As Typhoon Juan (international name Megi) makes landfall on the Philippine area of responsibility today, Senator Edgardo J. Angara reminded the Philippine government to prioritize the much-needed modernization of PAG-ASA's technology and training.

"We have only seen about half the number of typhoons that we normally see in a year. It is wise to assume that we will see more storms before the year ends, so we must make sure that the first line of defense--in this case, PAG-ASA--is up-to-date in their forecasting technology," he said.

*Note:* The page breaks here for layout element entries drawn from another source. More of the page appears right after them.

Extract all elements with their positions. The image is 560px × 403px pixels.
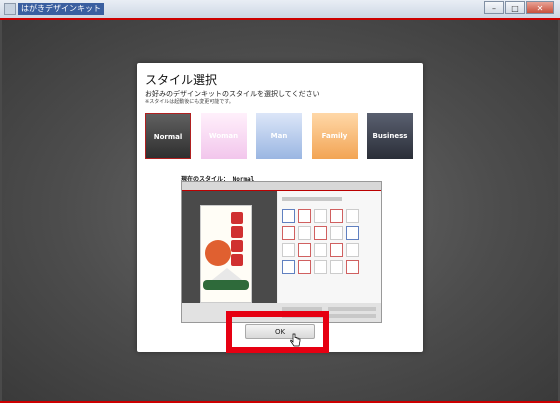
preview-toolbar: [182, 182, 381, 191]
style-normal-button[interactable]: Normal: [145, 113, 191, 159]
style-options: Normal Woman Man Family Business: [145, 113, 413, 159]
close-button[interactable]: ✕: [526, 1, 554, 14]
style-select-dialog: スタイル選択 お好みのデザインキットのスタイルを選択してください ※スタイルは起…: [137, 63, 423, 352]
preview-thumbnail: [346, 243, 359, 257]
preview-thumbnail: [298, 243, 311, 257]
preview-pine-graphic: [203, 280, 249, 290]
preview-canvas-area: [182, 191, 277, 303]
maximize-button[interactable]: □: [505, 1, 525, 14]
preview-thumbnail: [346, 209, 359, 223]
style-family-button[interactable]: Family: [311, 113, 358, 159]
preview-thumbnail-grid: [282, 209, 359, 274]
preview-bottom-button: [328, 307, 376, 311]
ok-button[interactable]: OK: [245, 324, 315, 339]
preview-thumbnail: [282, 209, 295, 223]
preview-thumbnail: [314, 209, 327, 223]
window-app-icon: [4, 3, 16, 15]
preview-thumbnail: [346, 226, 359, 240]
preview-thumbnail: [314, 226, 327, 240]
style-business-button[interactable]: Business: [367, 113, 413, 159]
preview-thumbnail: [330, 226, 343, 240]
preview-sun-graphic: [205, 240, 231, 266]
mouse-cursor-icon: [290, 333, 301, 347]
preview-thumbnail: [330, 243, 343, 257]
preview-thumbnail: [282, 260, 295, 274]
minimize-button[interactable]: –: [484, 1, 504, 14]
preview-thumbnail: [298, 260, 311, 274]
preview-thumbnail: [298, 226, 311, 240]
preview-thumbnail: [314, 260, 327, 274]
preview-thumbnail: [330, 209, 343, 223]
style-preview-image: [181, 181, 382, 323]
preview-thumbnail: [330, 260, 343, 274]
preview-thumbnail: [282, 226, 295, 240]
window-titlebar: はがきデザインキット – □ ✕: [0, 0, 560, 19]
preview-greeting-graphic: [231, 212, 247, 268]
window-controls: – □ ✕: [483, 1, 554, 14]
window-title: はがきデザインキット: [18, 3, 104, 15]
dialog-note: ※スタイルは起動後にも変更可能です。: [145, 99, 234, 105]
style-woman-button[interactable]: Woman: [200, 113, 247, 159]
preview-postcard: [200, 205, 252, 303]
preview-panel-bar: [282, 197, 342, 201]
preview-material-panel: [278, 191, 381, 303]
dialog-title: スタイル選択: [145, 73, 218, 87]
preview-thumbnail: [314, 243, 327, 257]
preview-thumbnail: [282, 243, 295, 257]
preview-thumbnail: [298, 209, 311, 223]
preview-thumbnail: [346, 260, 359, 274]
style-man-button[interactable]: Man: [256, 113, 302, 159]
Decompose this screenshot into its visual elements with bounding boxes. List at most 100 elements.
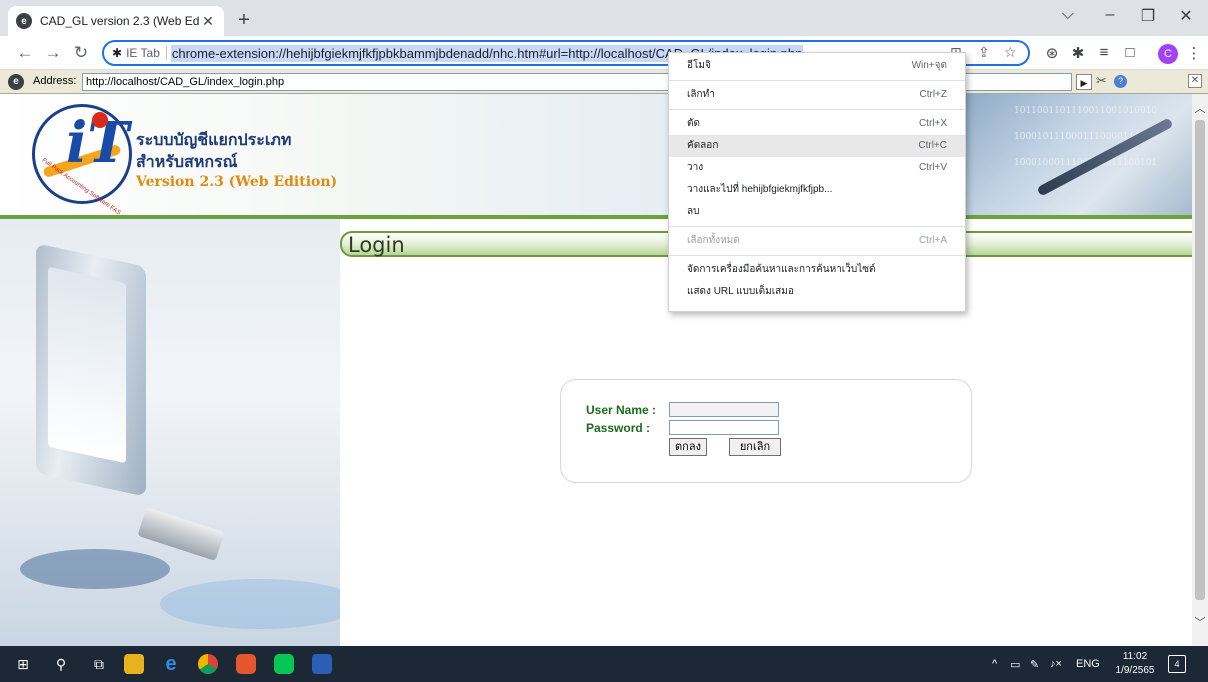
- browser-tab[interactable]: e CAD_GL version 2.3 (Web Edition ✕: [8, 6, 224, 36]
- pen-icon[interactable]: ✎: [1030, 658, 1039, 671]
- banner-photo: 1011001101110011001010010 10001011100011…: [930, 94, 1192, 216]
- menu-item-cut[interactable]: ตัด Ctrl+X: [669, 113, 965, 135]
- network-icon[interactable]: ▭: [1010, 658, 1020, 671]
- extension-pin-icon: ✱: [112, 46, 123, 60]
- word-icon[interactable]: [312, 654, 332, 674]
- menu-item-show-full-url[interactable]: แสดง URL แบบเต็มเสมอ: [669, 281, 965, 303]
- menu-separator: [669, 226, 965, 227]
- new-tab-button[interactable]: +: [232, 9, 256, 33]
- ok-button[interactable]: ตกลง: [669, 438, 707, 456]
- address-label: Address:: [33, 75, 77, 87]
- ie-logo-icon: e: [8, 74, 24, 90]
- extensions-puzzle-icon[interactable]: ✱: [1068, 44, 1088, 62]
- clock-time: 11:02: [1122, 651, 1148, 662]
- password-label: Password :: [586, 421, 651, 435]
- monitor-stand: [20, 549, 170, 589]
- volume-icon[interactable]: ♪×: [1050, 658, 1062, 670]
- side-panel-icon[interactable]: □: [1120, 44, 1140, 61]
- tab-close-icon[interactable]: ✕: [200, 13, 216, 30]
- vertical-scrollbar[interactable]: ︿ ﹀: [1192, 94, 1208, 646]
- menu-item-undo[interactable]: เลิกทำ Ctrl+Z: [669, 84, 965, 106]
- tab-search-icon[interactable]: ⌵: [1048, 6, 1088, 24]
- file-explorer-icon[interactable]: [124, 654, 144, 674]
- menu-item-paste[interactable]: วาง Ctrl+V: [669, 157, 965, 179]
- menu-kebab-icon[interactable]: ⋮: [1184, 44, 1204, 62]
- menu-item-emoji[interactable]: อีโมจิ Win+จุด: [669, 55, 965, 77]
- menu-item-label: จัดการเครื่องมือค้นหาและการค้นหาเว็บไซต์: [687, 264, 876, 275]
- minimize-button[interactable]: –: [1090, 6, 1130, 24]
- edge-icon[interactable]: e: [162, 654, 180, 674]
- menu-item-manage-search[interactable]: จัดการเครื่องมือค้นหาและการค้นหาเว็บไซต์: [669, 259, 965, 281]
- binary-row: 1011001101110011001010010: [1014, 106, 1158, 116]
- app-banner: 1011001101110011001010010 10001011100011…: [0, 94, 1192, 219]
- line-icon[interactable]: [274, 654, 294, 674]
- clock-date: 1/9/2565: [1115, 665, 1155, 676]
- menu-item-label: วางและไปที่ hehijbfgiekmjfkfjpb...: [687, 184, 833, 195]
- ie-tab-extension-icon[interactable]: ⊛: [1042, 44, 1062, 62]
- desk-glow: [160, 579, 340, 629]
- profile-avatar[interactable]: C: [1158, 44, 1178, 64]
- windows-taskbar: ⊞ ⚲ ⧉ e ^ ▭ ✎ ♪× ENG 11:02 1/9/2565 4: [0, 646, 1208, 682]
- go-arrow-icon[interactable]: ▶: [1076, 74, 1092, 90]
- cancel-button[interactable]: ยกเลิก: [729, 438, 781, 456]
- tab-title: CAD_GL version 2.3 (Web Edition: [40, 14, 200, 28]
- restore-button[interactable]: ❐: [1128, 6, 1168, 26]
- login-form: User Name : Password : ตกลง ยกเลิก: [560, 379, 972, 483]
- menu-item-shortcut: Ctrl+X: [918, 118, 947, 129]
- menu-item-shortcut: Ctrl+V: [918, 162, 947, 173]
- windows-start-icon[interactable]: ⊞: [14, 655, 32, 673]
- task-view-icon[interactable]: ⧉: [90, 655, 108, 673]
- menu-item-paste-and-go[interactable]: วางและไปที่ hehijbfgiekmjfkfjpb...: [669, 179, 965, 201]
- username-field[interactable]: [669, 402, 779, 417]
- monitor-screen: [48, 266, 126, 464]
- menu-item-select-all[interactable]: เลือกทั้งหมด Ctrl+A: [669, 230, 965, 252]
- tray-overflow-icon[interactable]: ^: [992, 658, 997, 670]
- password-field[interactable]: [669, 420, 779, 435]
- menu-item-label: คัดลอก: [687, 140, 719, 151]
- menu-item-label: วาง: [687, 162, 704, 173]
- menu-separator: [669, 255, 965, 256]
- menu-item-shortcut: Win+จุด: [911, 60, 947, 71]
- chrome-icon[interactable]: [198, 654, 218, 674]
- menu-item-delete[interactable]: ลบ: [669, 201, 965, 223]
- logo-dot: [92, 112, 108, 128]
- back-icon[interactable]: ←: [14, 43, 36, 65]
- phone-illustration: [137, 507, 225, 561]
- browser-toolbar: ← → ↻ ✱ IE Tab chrome-extension://hehijb…: [0, 36, 1208, 70]
- ie-tab-favicon-icon: e: [16, 13, 32, 29]
- brave-icon[interactable]: [236, 654, 256, 674]
- tools-icon[interactable]: ✂: [1096, 73, 1107, 89]
- notification-icon[interactable]: 4: [1168, 655, 1186, 673]
- reload-icon[interactable]: ↻: [70, 43, 92, 65]
- menu-item-label: เลิกทำ: [687, 89, 715, 100]
- page-viewport: 1011001101110011001010010 10001011100011…: [0, 94, 1192, 646]
- menu-item-shortcut: Ctrl+A: [918, 235, 947, 246]
- ie-close-icon[interactable]: ✕: [1188, 74, 1202, 88]
- login-heading: Login: [348, 233, 405, 257]
- language-indicator[interactable]: ENG: [1076, 658, 1100, 670]
- bookmark-star-icon[interactable]: ☆: [1004, 44, 1017, 61]
- menu-item-label: อีโมจิ: [687, 60, 711, 71]
- tab-strip: e CAD_GL version 2.3 (Web Edition ✕ + ⌵ …: [0, 0, 1208, 36]
- menu-item-shortcut: Ctrl+Z: [919, 89, 948, 100]
- window-close-button[interactable]: ✕: [1166, 6, 1206, 26]
- forward-icon[interactable]: →: [42, 43, 64, 65]
- menu-item-label: ตัด: [687, 118, 700, 129]
- menu-item-label: เลือกทั้งหมด: [687, 235, 740, 246]
- system-subtitle: สำหรับสหกรณ์: [136, 152, 238, 171]
- menu-separator: [669, 109, 965, 110]
- scroll-down-icon[interactable]: ﹀: [1192, 614, 1208, 632]
- username-label: User Name :: [586, 403, 657, 417]
- menu-item-copy[interactable]: คัดลอก Ctrl+C: [669, 135, 965, 157]
- search-icon[interactable]: ⚲: [52, 655, 70, 673]
- ie-tab-chip: IE Tab: [126, 46, 167, 60]
- side-illustration: [0, 219, 340, 646]
- help-icon[interactable]: ?: [1114, 75, 1127, 88]
- scroll-up-icon[interactable]: ︿: [1192, 100, 1208, 118]
- fas-logo: iT Full Pack Accounting Software FAS: [32, 104, 132, 216]
- context-menu: อีโมจิ Win+จุด เลิกทำ Ctrl+Z ตัด Ctrl+X คัด…: [668, 52, 966, 312]
- scrollbar-thumb[interactable]: [1195, 120, 1205, 600]
- share-icon[interactable]: ⇪: [978, 44, 990, 61]
- clock[interactable]: 11:02 1/9/2565: [1110, 650, 1160, 678]
- reading-list-icon[interactable]: ≡: [1094, 44, 1114, 61]
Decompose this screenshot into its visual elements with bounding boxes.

Angara, chair of the Senate Committee on Science and Technology, recently presided over a hearing to discuss the budget of the Department of Science and Technology (DOST) and PAG-ASA. The proposal to modernize these agencies were brought up as a response to hugely inaccurate tracking of Typhoon Basyang earlier this year.

"The PAG-ASA will always be in the forefront in these kinds of situations, which is why there is an urgent need to update their equipment and provide training for their personnel as soon as possible. The accuracy of their forecasts and their ability to help prepare the people for high-risk situations are big factors in minimizing the damage done by these calamities," he stressed.

According to Angara, the flow of information from PAG-ASA to the other agencies such as the National Disaster Coordinating Council is vital when facing natural calamities such as Typhoon Juan.

"The NDCC, the Coast Guard, the Air Traffic Controllers and the regional risk management reduction divisions all rely on data from PAG-ASA. Then it becomes their task to work with each other, using this information to avert disasters," he explained.

Angara also reminded the public to keep in touch with their family and have emergency numbers on hand, and be ready for anything that might happen.

"We should learn from Ondoy, and the other calamities that we went through. We should keep in contact with our families when we go out of the house and we must also make sure that we have emergency supplies at home such as food, water, candles and batteries," he said.